If you’re betting $1000 in a game of roulette, you know that one possible consequence is losing that money. It might seem like a lot to lose – and it is – but some gamblers are willing to take the risk because they know they can afford to lose it. It’s usually easy to calculate whether a gambling risk is worth it or not, because there’s only one factor involved: money.
But what happens when you start gambling with your hiring decisions? Do you really know what you’re wagering? Getting the right person into a role at your startup can definitely feel like hitting the jackpot, but I can tell you right now that the stakes are too high to make any sort of risky hiring decisions. Hiring your first employees requires a lot more consideration than even the most intense hands of poker. Here are 3 things that are at stake if you make the wrong choice:
I don’t want to beat this point to death, but a bad hire is expensive! We’ve calculated some of the costs that come out of your funding when someone leaves your company. Ouch.

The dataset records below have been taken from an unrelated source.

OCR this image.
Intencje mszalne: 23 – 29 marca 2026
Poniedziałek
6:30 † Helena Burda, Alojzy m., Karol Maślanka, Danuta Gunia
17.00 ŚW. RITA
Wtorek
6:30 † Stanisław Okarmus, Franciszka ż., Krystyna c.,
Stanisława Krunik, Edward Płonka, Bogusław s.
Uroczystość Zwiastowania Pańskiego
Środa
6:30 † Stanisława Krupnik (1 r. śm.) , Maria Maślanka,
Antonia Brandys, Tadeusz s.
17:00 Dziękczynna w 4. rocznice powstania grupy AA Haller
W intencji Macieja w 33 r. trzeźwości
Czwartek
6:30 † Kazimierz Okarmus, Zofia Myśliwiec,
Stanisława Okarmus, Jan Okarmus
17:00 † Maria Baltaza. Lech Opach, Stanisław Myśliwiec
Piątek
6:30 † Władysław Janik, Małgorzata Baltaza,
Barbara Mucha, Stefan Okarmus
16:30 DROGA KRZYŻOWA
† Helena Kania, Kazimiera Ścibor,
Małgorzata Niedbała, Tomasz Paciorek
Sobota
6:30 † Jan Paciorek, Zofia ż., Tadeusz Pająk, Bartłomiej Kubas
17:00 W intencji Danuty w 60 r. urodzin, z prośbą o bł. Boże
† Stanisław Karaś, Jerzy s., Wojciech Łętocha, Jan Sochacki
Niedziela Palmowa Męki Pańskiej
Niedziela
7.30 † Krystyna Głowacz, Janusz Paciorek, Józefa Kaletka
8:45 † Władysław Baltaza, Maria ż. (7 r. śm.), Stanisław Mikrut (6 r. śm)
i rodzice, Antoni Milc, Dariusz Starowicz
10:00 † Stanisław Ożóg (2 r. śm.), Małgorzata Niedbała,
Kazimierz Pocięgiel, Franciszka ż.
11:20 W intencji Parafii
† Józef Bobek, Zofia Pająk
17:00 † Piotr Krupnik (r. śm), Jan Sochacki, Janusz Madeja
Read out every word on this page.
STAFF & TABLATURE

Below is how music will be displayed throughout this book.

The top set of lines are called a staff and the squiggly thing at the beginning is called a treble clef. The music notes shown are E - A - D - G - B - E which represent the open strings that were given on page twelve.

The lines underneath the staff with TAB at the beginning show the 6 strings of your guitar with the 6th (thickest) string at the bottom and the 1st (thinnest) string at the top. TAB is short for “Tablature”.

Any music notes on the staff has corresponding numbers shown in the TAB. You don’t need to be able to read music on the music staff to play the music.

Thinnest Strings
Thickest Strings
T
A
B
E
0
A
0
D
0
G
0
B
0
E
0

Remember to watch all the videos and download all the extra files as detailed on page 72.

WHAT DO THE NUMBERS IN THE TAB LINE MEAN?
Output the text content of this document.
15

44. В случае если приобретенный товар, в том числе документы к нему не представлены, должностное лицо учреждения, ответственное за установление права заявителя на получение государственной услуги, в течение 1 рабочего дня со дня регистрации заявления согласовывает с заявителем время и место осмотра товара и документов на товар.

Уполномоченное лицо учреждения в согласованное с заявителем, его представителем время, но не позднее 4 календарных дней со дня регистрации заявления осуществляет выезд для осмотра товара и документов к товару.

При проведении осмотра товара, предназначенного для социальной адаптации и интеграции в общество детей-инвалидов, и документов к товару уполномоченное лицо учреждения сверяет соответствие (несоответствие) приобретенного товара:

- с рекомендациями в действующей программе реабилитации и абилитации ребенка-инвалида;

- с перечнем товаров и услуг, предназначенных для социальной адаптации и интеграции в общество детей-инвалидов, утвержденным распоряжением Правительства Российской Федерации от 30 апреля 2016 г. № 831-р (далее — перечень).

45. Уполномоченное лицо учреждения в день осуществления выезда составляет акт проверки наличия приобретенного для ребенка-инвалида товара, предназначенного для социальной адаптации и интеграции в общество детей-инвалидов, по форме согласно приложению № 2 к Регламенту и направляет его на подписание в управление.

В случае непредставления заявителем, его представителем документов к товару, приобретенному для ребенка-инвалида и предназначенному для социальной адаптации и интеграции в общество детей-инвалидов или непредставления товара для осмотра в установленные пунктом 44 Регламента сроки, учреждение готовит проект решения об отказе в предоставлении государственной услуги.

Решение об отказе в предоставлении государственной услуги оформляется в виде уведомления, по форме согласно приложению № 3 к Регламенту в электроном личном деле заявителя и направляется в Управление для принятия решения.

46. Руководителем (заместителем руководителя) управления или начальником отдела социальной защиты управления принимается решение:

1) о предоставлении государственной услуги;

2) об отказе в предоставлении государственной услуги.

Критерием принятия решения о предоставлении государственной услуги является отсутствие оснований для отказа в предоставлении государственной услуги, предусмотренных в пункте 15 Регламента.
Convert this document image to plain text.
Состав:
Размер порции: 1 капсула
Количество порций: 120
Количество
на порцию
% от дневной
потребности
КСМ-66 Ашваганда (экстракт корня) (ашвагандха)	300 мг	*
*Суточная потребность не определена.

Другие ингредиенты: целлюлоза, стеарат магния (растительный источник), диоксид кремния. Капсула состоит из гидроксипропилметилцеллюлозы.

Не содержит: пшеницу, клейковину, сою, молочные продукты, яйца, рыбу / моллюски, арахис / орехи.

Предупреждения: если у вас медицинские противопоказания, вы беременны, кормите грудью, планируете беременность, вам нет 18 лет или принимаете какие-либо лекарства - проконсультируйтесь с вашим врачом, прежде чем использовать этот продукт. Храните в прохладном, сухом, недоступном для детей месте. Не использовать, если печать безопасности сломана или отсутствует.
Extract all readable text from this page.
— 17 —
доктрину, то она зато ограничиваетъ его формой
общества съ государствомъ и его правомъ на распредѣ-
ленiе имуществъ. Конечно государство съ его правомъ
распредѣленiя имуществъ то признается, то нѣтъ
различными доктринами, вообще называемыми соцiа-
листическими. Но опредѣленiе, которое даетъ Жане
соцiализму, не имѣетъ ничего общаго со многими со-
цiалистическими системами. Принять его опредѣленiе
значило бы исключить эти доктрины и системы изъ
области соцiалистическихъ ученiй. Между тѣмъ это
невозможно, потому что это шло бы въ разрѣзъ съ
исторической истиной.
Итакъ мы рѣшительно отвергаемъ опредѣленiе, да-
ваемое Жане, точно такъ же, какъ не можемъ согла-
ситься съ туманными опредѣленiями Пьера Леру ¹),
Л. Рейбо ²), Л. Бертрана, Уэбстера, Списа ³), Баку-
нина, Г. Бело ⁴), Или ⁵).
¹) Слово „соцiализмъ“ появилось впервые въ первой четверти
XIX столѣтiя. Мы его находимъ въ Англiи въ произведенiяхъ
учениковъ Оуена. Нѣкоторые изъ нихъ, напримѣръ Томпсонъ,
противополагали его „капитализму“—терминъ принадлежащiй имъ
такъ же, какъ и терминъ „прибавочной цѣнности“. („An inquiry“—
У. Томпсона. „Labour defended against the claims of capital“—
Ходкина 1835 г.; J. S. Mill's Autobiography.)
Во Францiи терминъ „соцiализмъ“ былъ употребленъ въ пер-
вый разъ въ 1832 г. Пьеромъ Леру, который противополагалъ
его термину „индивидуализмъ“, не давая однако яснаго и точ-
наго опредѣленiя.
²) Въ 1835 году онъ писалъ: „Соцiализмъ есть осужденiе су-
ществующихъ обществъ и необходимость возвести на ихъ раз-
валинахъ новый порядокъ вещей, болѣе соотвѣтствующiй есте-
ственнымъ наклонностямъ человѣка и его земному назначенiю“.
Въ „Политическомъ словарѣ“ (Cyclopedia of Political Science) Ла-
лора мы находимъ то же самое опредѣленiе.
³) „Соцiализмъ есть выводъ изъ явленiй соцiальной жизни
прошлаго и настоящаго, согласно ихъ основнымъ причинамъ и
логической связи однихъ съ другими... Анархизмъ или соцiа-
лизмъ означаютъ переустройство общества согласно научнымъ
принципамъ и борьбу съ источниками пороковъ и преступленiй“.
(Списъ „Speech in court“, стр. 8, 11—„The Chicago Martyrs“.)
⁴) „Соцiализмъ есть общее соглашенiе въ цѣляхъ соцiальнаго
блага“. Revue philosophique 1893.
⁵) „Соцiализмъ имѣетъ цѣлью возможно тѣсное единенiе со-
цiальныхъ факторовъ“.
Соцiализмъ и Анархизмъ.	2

Beyond the money wasted on employees that might leave the company, you’ll also have to shell out dough to bring on someone new. And if you don’t have someone new ready to go by the time your ex-employee leaves, you’ll also have to consider the profit you’re losing while you search for a replacement. I don’t need to tell you that your money is tight. All I’m saying is think long and hard before you make that hire – because you might literally not be able to afford to screw it up.
You’re an entrepreneur. You live in a world where everything has to be done yesterday. And with all the chaos, have you ever calculated how long it actually takes to hire someone new and get them up to speed? According to a Glassdoor Research Report “The average overall job interview process takes 22.9 days in the U.S.” And that’s just the average. According to the same report, the interview process for a Software Engineer takes 35 days.
Notice how that report says “interview process?” Onboarding adds even more time to the delay. With so much to do, you really don’t want to waste all that time on someone who isn’t going to work out. Getting the right person into the role you’re hiring for can be the difference between spending a month getting a superstar on board – or 6 months trying to work with an employee who up and leaves.
Pro Tip: Want more tips about how to hire your first employees effectively? Join our August Lunch & Learn!
What happens if your new salesperson mouths off to a prospect? What happens if your new developer makes a critical error that completely disrupts your customer’s business? These are things that the public doesn’t quickly forget. And when someone has a negative experience with your company, they’re far more likely to spread the word. The Nielsen Norman Group has a great article about negativity bias and how it related to user experience.
That’s not a good situation to be in. Your reputation not only affects your ability to acquire customers, but also your ability to find new employees, your ability to obtain funding, and a whole lot more. One bad experience can create a ripple effect – so it’s critical to be extra careful in your hiring process. Ensure you’ve got time to identify any warning signs that indicate this person might not be the best fit for this particular startup role. Your brand could depend on it.
Gambling can be fun, but it can also be dangerous. Gambling during the hiring process can be devastating – and the risks of blindly choosing a candidate will always overpower the potential benefits. Entrepreneurs might be willing to deal with a higher-than-average amount of risk, but there are some things that can’t be wagered on – and your employees are one of them.